19.5 Multiple blocking factors

It is common to find ourselves in a situation whereby we need to account for more than one blocking factor. The simplest option is to combine the nuisance factors into a single factor. However, this isn’t always possible or even desirable. Consider an instance where there is a single factor of primary interest (the treatment factor) and two nuisance factors. For example, imagine that we want to test the efficacy of three drugs (A, B and C) to alleviate the symptoms of a disease. Three patients are available for a trial, and each will be available for three weeks. Testing a single drug requires a week, meaning an experimental unit is a ‘patient-week’. The obvious question is, how should we randomise treatments across ‘patient-weeks’?

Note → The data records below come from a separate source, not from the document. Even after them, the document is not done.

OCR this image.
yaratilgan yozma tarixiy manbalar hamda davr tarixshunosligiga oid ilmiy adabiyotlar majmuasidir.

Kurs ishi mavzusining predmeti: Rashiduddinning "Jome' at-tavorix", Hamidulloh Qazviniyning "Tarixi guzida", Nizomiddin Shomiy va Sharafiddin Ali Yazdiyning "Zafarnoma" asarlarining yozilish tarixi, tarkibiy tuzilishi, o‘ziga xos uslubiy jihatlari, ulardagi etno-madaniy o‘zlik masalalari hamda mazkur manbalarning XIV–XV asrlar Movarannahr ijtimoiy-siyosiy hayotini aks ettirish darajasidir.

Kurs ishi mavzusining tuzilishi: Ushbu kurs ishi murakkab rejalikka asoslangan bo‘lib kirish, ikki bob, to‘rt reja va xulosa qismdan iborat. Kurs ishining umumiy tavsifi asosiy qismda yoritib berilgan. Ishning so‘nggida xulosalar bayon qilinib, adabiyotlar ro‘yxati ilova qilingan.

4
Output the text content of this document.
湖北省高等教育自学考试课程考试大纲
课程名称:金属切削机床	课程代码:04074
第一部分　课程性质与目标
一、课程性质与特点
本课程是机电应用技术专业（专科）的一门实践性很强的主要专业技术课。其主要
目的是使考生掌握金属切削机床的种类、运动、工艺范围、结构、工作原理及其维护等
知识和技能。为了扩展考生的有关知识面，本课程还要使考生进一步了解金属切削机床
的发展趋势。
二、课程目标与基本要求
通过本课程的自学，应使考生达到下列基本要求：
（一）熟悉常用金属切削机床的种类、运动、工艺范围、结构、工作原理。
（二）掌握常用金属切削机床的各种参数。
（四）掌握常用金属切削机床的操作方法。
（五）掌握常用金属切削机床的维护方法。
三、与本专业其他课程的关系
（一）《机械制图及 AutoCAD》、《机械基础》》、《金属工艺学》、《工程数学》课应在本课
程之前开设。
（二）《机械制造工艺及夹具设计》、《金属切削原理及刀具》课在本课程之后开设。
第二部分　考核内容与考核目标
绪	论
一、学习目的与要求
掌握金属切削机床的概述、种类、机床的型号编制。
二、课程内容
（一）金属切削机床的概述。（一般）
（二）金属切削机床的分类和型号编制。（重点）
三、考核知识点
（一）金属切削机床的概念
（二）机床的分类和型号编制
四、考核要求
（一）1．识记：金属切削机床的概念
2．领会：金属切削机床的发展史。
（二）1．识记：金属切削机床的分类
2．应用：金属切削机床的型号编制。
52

We have to design an experiment like this with great care, or there is a risk that we will not be able to statistically separate the treatment effects (drug) and block effects (week & patient). The most appropriate design for this kind of experiment has the following structure:

Week	Patient	Drug
1	1	A
1	2	B
1	3	C
2	1	C
2	2	A
2	3	B
3	1	B
3	2	C
3	3	A

This kind of experimental design is called a Latin square design. It gets its name from the fact that if we organise the treatments into the rows and columns of a grid according to week and patient number, we arrive at something like this:

A B C 
C A B 
B C A

Each letter appears once in each column and row. This is called a Latin square arrangement. Latin square designs (and their more exotic friends, e.g. ‘Hyper-Graeco-Latin square designs!’) have a very useful property: they allow us to unambiguously separate treatment and block effects. The reasoning behind this conclusion is quite technical so we won’t try to explain it. We just want to demonstrate that it is perfectly possible to block an experiment by more than one factor, though this needs to be done with care.